Abstract
SAMHD1 is a metal-dependent deoxynucleotide triphosphohydrolase that plays a central role in regulating intracellular dNTP pools and restricting viral replication. While the structure and mechanism of human SAMHD1 (Hs SAMHD1) have been extensively characterized, its functional properties in evolutionarily distant homologs remain poorly understood. In this study, we investigate SAMHD1 proteins from the Leishmania tarentolae (trypansomatid) and Acanthamoeba polyphaga mimivirus (giant virus) to explore conservation and divergence of catalytic activity, metal dependence, and oligomerization. Our findings show that both proteins are active dNTPases but with very distinct features from those of the human enzyme. Unlike Hs SAMHD1, Lt SAMHD1 is highly selective for dCTP and activity is strongly dependent on transition metal ions, with manganese being the most potent activator.. Ap SAMHD1 demonstrates broader substrate specificity resembling that of the human enzyme, although it retains some preference of dCTP, a property that resembles the parasitic Lt SAMHD1. Ap SAMHD1 requires transition metals (Mn²⁺, Fe²⁺, and Co²⁺) with manganese being the most potent effector. Both orthologs are allosterically activated by GTP, but with a 10-50-fold higher affinity when compared to Hs SAMHD1.
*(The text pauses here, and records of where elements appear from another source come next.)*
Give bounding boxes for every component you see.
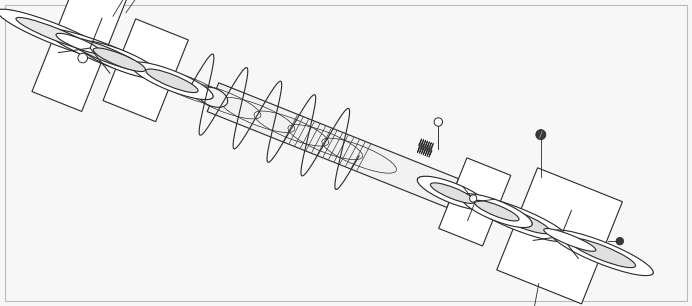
Ellipse shape (146, 69, 198, 93)
Circle shape (470, 195, 477, 202)
Ellipse shape (16, 17, 94, 50)
Ellipse shape (461, 194, 532, 228)
Circle shape (536, 130, 546, 140)
Polygon shape (497, 168, 622, 304)
Ellipse shape (131, 62, 213, 99)
Ellipse shape (474, 200, 519, 221)
Ellipse shape (417, 177, 489, 210)
Ellipse shape (484, 204, 551, 234)
Polygon shape (439, 158, 511, 246)
Ellipse shape (0, 9, 113, 59)
Circle shape (78, 53, 87, 63)
Polygon shape (207, 83, 459, 207)
Ellipse shape (544, 229, 596, 251)
Ellipse shape (462, 194, 532, 227)
Ellipse shape (568, 238, 635, 268)
Ellipse shape (66, 37, 144, 71)
Circle shape (434, 118, 442, 126)
Ellipse shape (417, 176, 489, 210)
Polygon shape (32, 0, 128, 111)
Ellipse shape (198, 87, 228, 107)
FancyBboxPatch shape (5, 5, 687, 301)
Ellipse shape (438, 183, 468, 203)
Ellipse shape (93, 48, 145, 72)
Ellipse shape (466, 197, 568, 241)
Circle shape (616, 237, 623, 245)
Ellipse shape (0, 9, 113, 58)
Ellipse shape (430, 183, 475, 203)
Ellipse shape (78, 41, 161, 78)
Ellipse shape (131, 62, 213, 99)
Ellipse shape (551, 230, 653, 276)
Ellipse shape (78, 41, 161, 79)
Ellipse shape (551, 231, 653, 275)
Ellipse shape (466, 196, 568, 242)
Ellipse shape (56, 33, 101, 54)
Ellipse shape (47, 29, 163, 79)
Ellipse shape (47, 29, 163, 78)
Polygon shape (103, 19, 188, 122)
Together, these findings highlight both conserved and divergent features of SAMHD1 function across evolution, revealing differences in substrate specificity, metal utilization, and tetramer stability between protist and viral orthologs and the human enzyme. This work provides new insight into the evolution of SAMHD1-mediated nucleotide regulation and expands our understanding of its biochemical diversity.